President Obama’s strikes chords of hope in Farewell Address

Liz Donahue
Staff Writer


On Tuesday, Jan. 10, 2017, in his hometown of Chicago, the 44th president of the United States, Barack Obama, gave his farewell address. Wife Michelle and daughter Malia were both in attendance, however his younger daughter, Sasha, was not there, sparking attention. However, it was later learned that she stayed in Washington D.C. to study for an exam she had the next morning.
 After beginning his speech and recapping a bit, the crowd started chanting “four more years,” to which he replied that he couldn’t.
 He took on the topic of national security, saying: “Boston and Orlando and San Bernardino and Fort Hood remind us of how dangerous radicalization can be, [but] our law enforcement agencies are more effective and vigilant than ever. We have taken out tens of thousands of terrorists, including Bin Laden...and no one who threatens America will ever be safe.”
He also reminded the audience that betraying American principles would be the country’s downfall, claiming that “Rivals like Russia and China cannot match our influence around the world — unless we give up what stand for… we’re all in this together...we rise or fall as one.” The former president also addressed religion, women, and LGBT rights in his speech. He honored all those that have served our country.
 President Obama also gave a shout out which, to some, felt like more of a love letter, to now-former First Lady Michelle Obama, stating: "For the past 25 years, you have not only been my wife and mother of my children, you have been my best friend. You took on a role you didn't ask for, and you made it your own, with grace and with grit and with style… you have made me proud, and you have made the country proud.”
 Next, he addressed his two daughters. He described them both as “kind and thoughtful and full of passion.” There was no mention of Sasha’s absence.
 Finally, he turned to his vice president, Joe Biden. "You were the first decision I made as a nominee, and it was the best. Not just because you have been a great vice president, but because in the bargain I gained a brother."

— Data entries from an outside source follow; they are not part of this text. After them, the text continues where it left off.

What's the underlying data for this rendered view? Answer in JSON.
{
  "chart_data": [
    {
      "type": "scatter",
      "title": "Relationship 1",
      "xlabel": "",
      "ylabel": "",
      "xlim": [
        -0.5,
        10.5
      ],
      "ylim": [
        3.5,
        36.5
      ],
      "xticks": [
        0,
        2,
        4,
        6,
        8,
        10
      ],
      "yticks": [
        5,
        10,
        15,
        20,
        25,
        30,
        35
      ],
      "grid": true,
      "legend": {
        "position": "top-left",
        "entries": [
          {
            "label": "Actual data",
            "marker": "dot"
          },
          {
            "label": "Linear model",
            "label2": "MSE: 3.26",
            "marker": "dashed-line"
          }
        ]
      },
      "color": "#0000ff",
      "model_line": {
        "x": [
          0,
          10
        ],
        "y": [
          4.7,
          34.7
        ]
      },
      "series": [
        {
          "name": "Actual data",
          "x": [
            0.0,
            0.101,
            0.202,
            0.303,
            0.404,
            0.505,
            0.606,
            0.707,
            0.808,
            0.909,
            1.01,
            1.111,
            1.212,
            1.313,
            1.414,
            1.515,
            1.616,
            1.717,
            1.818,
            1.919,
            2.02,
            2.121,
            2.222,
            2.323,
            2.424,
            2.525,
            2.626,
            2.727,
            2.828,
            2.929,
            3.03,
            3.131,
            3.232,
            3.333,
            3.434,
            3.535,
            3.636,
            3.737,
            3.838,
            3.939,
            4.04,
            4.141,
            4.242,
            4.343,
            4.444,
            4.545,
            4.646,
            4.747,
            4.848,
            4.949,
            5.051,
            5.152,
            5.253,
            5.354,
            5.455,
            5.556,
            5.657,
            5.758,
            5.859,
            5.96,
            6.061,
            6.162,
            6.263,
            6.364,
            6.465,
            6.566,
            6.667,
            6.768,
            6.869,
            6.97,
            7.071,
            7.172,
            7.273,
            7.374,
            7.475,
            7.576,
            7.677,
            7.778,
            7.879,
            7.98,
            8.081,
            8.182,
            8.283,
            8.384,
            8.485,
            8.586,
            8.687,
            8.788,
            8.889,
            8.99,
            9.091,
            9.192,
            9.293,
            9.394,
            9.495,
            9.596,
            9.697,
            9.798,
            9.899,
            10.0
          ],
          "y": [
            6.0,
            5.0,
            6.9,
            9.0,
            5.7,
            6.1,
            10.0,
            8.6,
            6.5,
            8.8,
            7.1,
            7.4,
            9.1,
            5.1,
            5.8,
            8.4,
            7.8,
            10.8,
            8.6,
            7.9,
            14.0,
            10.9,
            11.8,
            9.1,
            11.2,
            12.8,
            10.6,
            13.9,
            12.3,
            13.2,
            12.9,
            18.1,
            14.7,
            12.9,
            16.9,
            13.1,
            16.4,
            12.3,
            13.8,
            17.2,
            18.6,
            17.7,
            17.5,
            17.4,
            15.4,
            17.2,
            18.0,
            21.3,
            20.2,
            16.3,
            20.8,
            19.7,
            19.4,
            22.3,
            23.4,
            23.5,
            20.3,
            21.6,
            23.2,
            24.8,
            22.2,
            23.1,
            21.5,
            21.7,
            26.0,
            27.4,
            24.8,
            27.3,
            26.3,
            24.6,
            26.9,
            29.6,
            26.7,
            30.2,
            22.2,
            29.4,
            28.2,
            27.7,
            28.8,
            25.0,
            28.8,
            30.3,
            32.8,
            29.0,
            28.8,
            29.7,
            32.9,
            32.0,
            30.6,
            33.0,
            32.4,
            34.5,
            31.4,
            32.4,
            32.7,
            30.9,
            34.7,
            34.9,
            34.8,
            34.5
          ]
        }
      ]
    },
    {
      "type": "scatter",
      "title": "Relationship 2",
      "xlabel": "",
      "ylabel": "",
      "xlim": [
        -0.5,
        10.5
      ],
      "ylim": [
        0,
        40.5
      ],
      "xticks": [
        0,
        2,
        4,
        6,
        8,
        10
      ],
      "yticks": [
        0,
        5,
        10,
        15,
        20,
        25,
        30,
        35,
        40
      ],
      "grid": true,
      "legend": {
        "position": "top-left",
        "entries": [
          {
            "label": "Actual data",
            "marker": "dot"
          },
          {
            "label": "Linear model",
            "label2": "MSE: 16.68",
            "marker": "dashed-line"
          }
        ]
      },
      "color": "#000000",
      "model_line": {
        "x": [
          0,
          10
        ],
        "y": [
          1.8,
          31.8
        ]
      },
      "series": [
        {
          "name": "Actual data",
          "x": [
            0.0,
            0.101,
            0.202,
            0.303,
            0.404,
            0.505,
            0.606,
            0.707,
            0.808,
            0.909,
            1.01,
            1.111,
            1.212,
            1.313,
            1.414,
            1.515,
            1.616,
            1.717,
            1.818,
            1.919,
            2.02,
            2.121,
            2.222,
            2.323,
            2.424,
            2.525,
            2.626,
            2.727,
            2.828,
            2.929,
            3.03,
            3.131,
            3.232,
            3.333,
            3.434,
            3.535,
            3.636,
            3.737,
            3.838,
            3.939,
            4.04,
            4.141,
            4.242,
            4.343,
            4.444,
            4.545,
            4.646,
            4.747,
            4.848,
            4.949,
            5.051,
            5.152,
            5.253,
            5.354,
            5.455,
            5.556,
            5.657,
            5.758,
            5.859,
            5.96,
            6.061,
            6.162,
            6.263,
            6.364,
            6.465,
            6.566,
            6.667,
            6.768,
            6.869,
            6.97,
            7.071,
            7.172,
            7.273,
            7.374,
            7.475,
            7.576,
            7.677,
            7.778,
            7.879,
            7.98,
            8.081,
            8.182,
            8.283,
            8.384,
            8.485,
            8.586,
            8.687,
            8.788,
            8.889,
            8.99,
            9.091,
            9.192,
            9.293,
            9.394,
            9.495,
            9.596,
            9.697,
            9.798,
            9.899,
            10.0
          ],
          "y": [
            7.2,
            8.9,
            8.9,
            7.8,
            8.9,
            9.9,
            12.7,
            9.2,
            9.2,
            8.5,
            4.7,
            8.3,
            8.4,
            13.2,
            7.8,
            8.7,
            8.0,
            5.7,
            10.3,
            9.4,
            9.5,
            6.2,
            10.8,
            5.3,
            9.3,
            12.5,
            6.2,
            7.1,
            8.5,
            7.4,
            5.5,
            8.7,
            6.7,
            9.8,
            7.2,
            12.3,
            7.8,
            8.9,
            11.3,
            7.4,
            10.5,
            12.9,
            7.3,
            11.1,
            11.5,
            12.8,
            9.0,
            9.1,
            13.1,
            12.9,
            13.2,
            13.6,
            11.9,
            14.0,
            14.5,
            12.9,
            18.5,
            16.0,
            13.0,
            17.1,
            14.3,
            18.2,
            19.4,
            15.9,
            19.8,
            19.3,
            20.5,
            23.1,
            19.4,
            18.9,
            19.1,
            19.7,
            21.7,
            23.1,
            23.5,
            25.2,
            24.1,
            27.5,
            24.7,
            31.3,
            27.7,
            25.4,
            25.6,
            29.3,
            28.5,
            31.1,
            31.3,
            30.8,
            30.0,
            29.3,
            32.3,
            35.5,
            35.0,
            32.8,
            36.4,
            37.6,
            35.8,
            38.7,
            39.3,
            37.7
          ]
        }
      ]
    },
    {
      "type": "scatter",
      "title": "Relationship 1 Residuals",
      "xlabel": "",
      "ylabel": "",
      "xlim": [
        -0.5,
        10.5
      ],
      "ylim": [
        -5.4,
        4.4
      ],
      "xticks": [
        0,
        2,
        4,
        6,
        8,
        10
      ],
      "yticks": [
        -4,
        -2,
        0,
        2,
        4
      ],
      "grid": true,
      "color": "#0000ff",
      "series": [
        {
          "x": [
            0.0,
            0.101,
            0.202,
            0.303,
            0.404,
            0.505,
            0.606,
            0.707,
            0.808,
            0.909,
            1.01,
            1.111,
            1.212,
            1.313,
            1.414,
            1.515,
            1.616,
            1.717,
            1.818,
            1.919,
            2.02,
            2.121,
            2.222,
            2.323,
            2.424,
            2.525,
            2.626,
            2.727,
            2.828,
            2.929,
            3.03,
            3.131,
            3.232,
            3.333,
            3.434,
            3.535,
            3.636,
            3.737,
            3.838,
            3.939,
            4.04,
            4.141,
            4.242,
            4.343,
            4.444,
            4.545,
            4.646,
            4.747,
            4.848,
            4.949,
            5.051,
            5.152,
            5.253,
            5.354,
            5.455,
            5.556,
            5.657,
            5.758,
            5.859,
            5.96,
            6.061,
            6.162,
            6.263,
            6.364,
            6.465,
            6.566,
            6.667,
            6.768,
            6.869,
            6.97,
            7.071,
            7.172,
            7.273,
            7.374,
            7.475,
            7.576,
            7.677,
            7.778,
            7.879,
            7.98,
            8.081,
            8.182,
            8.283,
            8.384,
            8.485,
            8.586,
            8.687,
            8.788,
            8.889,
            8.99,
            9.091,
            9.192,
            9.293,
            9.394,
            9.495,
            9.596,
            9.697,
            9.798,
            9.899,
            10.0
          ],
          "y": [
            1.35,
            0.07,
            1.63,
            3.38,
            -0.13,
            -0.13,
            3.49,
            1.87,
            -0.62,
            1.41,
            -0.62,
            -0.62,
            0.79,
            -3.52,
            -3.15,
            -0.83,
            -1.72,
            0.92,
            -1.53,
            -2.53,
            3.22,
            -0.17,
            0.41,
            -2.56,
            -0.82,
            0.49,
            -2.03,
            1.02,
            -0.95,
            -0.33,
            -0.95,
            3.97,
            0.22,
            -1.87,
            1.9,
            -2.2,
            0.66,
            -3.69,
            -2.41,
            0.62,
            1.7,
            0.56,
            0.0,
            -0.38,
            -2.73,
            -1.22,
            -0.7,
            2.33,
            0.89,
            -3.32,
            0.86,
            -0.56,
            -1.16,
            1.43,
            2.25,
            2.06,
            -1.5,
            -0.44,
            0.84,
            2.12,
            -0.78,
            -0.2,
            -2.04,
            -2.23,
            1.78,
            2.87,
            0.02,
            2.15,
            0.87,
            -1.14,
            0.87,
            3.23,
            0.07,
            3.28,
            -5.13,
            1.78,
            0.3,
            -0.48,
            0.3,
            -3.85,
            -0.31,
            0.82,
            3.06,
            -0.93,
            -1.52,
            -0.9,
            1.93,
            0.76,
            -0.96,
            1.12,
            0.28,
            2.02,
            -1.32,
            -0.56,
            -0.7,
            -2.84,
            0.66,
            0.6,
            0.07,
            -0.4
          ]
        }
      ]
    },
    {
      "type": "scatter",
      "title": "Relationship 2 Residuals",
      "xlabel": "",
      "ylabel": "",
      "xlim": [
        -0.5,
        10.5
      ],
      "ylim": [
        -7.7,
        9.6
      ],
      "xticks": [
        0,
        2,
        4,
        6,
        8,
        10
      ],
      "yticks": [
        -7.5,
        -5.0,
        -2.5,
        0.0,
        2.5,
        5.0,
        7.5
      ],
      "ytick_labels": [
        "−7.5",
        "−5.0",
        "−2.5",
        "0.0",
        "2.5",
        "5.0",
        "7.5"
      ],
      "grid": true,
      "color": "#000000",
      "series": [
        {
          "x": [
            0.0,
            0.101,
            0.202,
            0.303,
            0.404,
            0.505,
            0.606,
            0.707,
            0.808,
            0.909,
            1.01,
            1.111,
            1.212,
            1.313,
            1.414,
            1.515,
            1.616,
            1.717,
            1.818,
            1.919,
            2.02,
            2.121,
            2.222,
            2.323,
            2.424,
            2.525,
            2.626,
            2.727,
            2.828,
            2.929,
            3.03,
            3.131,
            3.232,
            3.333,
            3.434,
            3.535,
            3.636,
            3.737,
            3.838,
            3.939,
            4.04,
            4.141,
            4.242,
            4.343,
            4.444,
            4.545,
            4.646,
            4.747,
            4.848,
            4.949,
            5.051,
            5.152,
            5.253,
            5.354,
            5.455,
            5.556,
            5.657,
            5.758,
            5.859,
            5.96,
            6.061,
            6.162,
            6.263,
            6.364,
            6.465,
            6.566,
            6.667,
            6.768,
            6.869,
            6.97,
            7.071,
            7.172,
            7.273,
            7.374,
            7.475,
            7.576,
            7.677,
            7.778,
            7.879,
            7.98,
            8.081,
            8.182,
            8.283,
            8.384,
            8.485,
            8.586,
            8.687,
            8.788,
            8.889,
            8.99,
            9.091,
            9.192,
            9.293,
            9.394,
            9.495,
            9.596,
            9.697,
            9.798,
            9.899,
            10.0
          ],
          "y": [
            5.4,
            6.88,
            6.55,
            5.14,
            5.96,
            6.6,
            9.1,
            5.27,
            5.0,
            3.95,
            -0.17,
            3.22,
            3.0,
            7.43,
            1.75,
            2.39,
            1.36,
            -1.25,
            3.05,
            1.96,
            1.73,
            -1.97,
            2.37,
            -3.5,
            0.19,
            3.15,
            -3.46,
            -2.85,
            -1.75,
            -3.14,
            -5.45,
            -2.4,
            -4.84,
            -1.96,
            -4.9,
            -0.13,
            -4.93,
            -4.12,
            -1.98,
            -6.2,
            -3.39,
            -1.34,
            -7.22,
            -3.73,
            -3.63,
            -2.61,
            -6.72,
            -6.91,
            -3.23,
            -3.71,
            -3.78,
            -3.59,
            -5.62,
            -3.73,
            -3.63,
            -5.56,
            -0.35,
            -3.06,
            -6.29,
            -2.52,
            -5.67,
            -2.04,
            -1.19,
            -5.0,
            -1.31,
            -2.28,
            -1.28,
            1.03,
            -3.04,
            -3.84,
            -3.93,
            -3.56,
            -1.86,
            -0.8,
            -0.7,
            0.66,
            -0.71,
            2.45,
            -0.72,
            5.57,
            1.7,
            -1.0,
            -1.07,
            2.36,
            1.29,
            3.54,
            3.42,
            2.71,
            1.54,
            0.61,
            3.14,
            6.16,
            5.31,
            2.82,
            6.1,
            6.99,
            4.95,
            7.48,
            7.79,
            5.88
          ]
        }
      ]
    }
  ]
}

 Towards the end of his speech, Obama does arguably what he does best: stirring up emotions in the crowd. He said that he had done the “job of his life” and made it clear that he won’t be retiring anytime soon. He used his speech to send out the overall message that American democracy is only possible because of the promise of inclusiveness and diversity. He used his speech to once again relay the idea that we need to stand together as one nation and to remember the diversity between us, something that he's worked hard to maintain and foster throughout his presidency.